— Не испытывай мое терпение, Софи! — угрожающе сказал он. — Если бы ты знала, как у меня чешутся руки дать тебе пощечину, ты бы поостереглась!
— О, я уверена, ты никогда этого не сделаешь! — улыбаясь, сказала она. — Ты ведь знаешь, сэр Горас не учил меня драться, и это будет очень несправедливо! Кроме того, какое тебе дело до того, как я веду себя? Я же не твоя сестра!
— Слава Богу!
— Это точно, потому что ты — самый ужасный из братьев! Перестань делать из себя посмешище! Сэр Винсент неисправим, но, уверяю тебя, он не причинит мне никакого вреда, это противоречит его принципам, он ведь знает меня с детства и, кроме того, он друг сэра Гораса. Должна сказать, он необычный человек! Он, кажется, совсем не считает, что Санчия неприкосновенна. — Она наморщила лоб. — Я очень тревожусь из-за этого. Интересно, надо ли говорить, что в конце концов я выйду за него?
— Что? — воскликнул мистер Ривенхол. — Выйти за этого человека! Этому не бывать, пока ты живешь в этом доме!
— Ну да, но мне все же кажется, что я обязана так поступить ради сэра Гораса, — объяснила она. — Признаю, это будет самопожертвованием, но он ведь доверил моим заботам Санчию на время своего отсутствия. Кроме женитьбы, я не вижу другой возможности помешать Санчии влюбиться в сэра Винсента. Он так здорово умеет ухаживать!
— Ты, кажется, сошла с ума! — язвительно сказал мистер Ривенхол. — Ты же не думаешь, что я поверю, будто мысль о свадьбе с таким человеком греет тебе душу!
— Но, Чарльз, по-моему, с головой не в порядке у тебя! — заметила она. — Неделю назад ты сказал, что чем раньше я выйду замуж и покину этот дом, тем довольнее ты будешь, но когда я сказала, что, может быть, выйду за Чарльбери, ты рассердился, а теперь ты не хочешь даже слышать о сэре Винсенте!
Мистер Ривенхол не стал отвечать на это. Он мрачно посмотрел на кузину и заметил:
— Меня теперь может удивить лишь одно — то, что Тальгарт просил твоей руки!
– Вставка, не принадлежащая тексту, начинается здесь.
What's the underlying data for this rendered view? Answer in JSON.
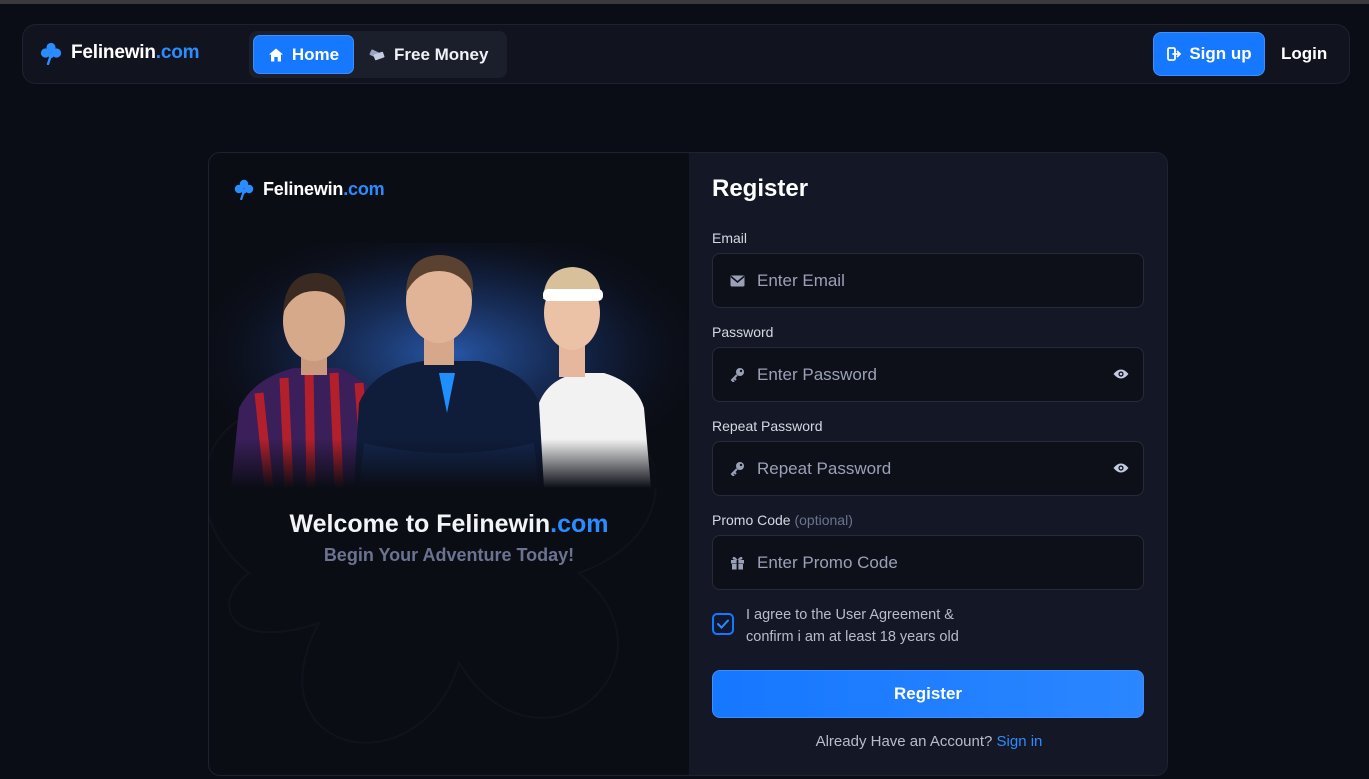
{
  "brand": {
    "name": "Felinewin",
    "tld": ".com"
  },
  "nav": {
    "home_label": "Home",
    "free_money_label": "Free Money",
    "signup_label": "Sign up",
    "login_label": "Login"
  },
  "left": {
    "welcome_prefix": "Welcome to Felinewin",
    "welcome_suffix": ".com",
    "subtitle": "Begin Your Adventure Today!"
  },
  "register": {
    "title": "Register",
    "email_label": "Email",
    "email_placeholder": "Enter Email",
    "password_label": "Password",
    "password_placeholder": "Enter Password",
    "repeat_label": "Repeat Password",
    "repeat_placeholder": "Repeat Password",
    "promo_label": "Promo Code",
    "promo_optional": "(optional)",
    "promo_placeholder": "Enter Promo Code",
    "agree_line1": "I agree to the User Agreement &",
    "agree_line2": "confirm i am at least 18 years old",
    "agree_checked": true,
    "submit_label": "Register",
    "already_text": "Already Have an Account?",
    "signin_link": "Sign in"
  },
  "colors": {
    "accent": "#1677ff",
    "link": "#2b8cff",
    "background": "#0b0d16",
    "panel": "#141826"
  },
  "icons": [
    "clover-icon",
    "home-icon",
    "money-icon",
    "signup-icon",
    "mail-icon",
    "key-icon",
    "eye-icon",
    "gift-icon",
    "check-icon"
  ]
}
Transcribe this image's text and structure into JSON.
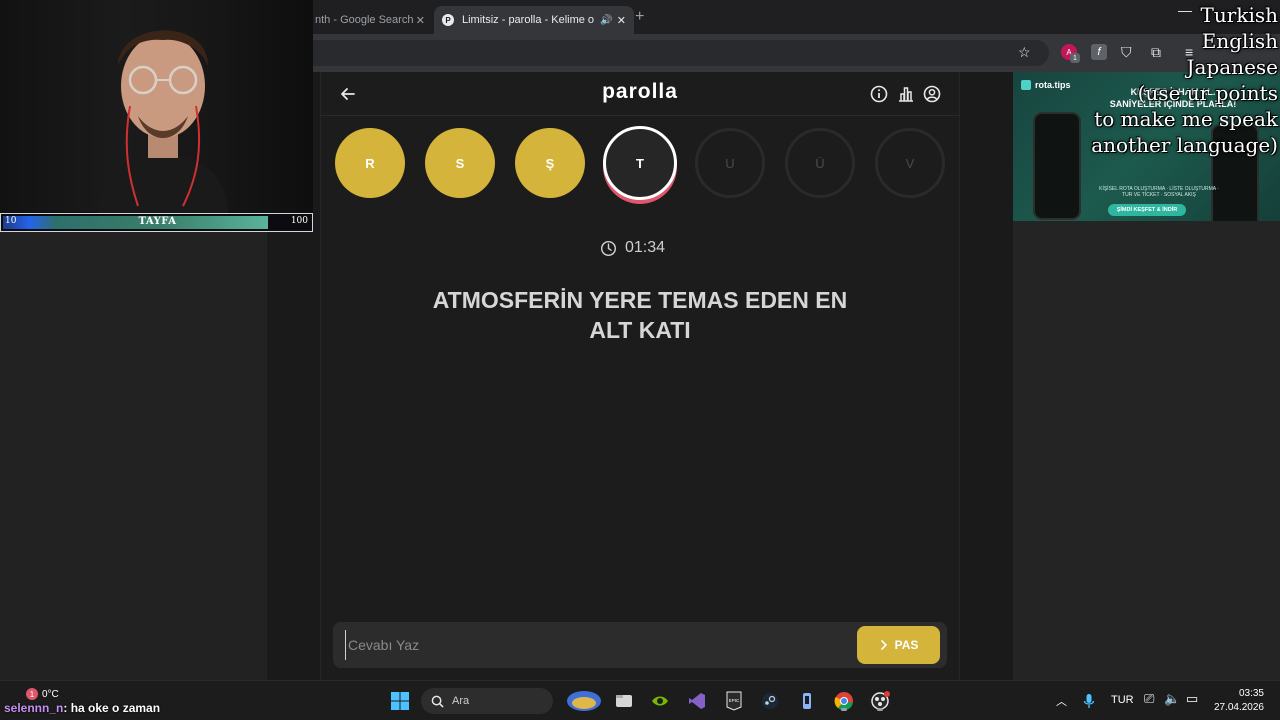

— Можешь удивляться, — спокойно сказала Софи, — он это делал много раз. Полагаю, это вошло у него в привычку. Но я понимаю, что ты имеешь в виду, и ты прав; он чрезвычайно расстроится, если я поймаю его на слове. Конечно, я могу стать его невестой, а когда вернется сэр Горас, расторгнуть помолвку, но, по-моему, это довольно подло, как ты считаешь?
— Исключительно подло!
Она вздохнула.
— Да. К тому же он настолько умный, что наверняка догадается, что я задумала. Я, конечно, могла бы переселиться в Мертон, это будет очень неудобно для сэра Винсента. Но, боюсь, Санчия категорически воспротивится.
— Я ее отлично понимаю!
Софи посмотрела на него. К его удивлению и ужасу крупные слезы показались у нее на глазах и покатились по щекам. Она ни сопела, ни сглатывала, ни всхлипывала; она лишь позволяла слезам капать.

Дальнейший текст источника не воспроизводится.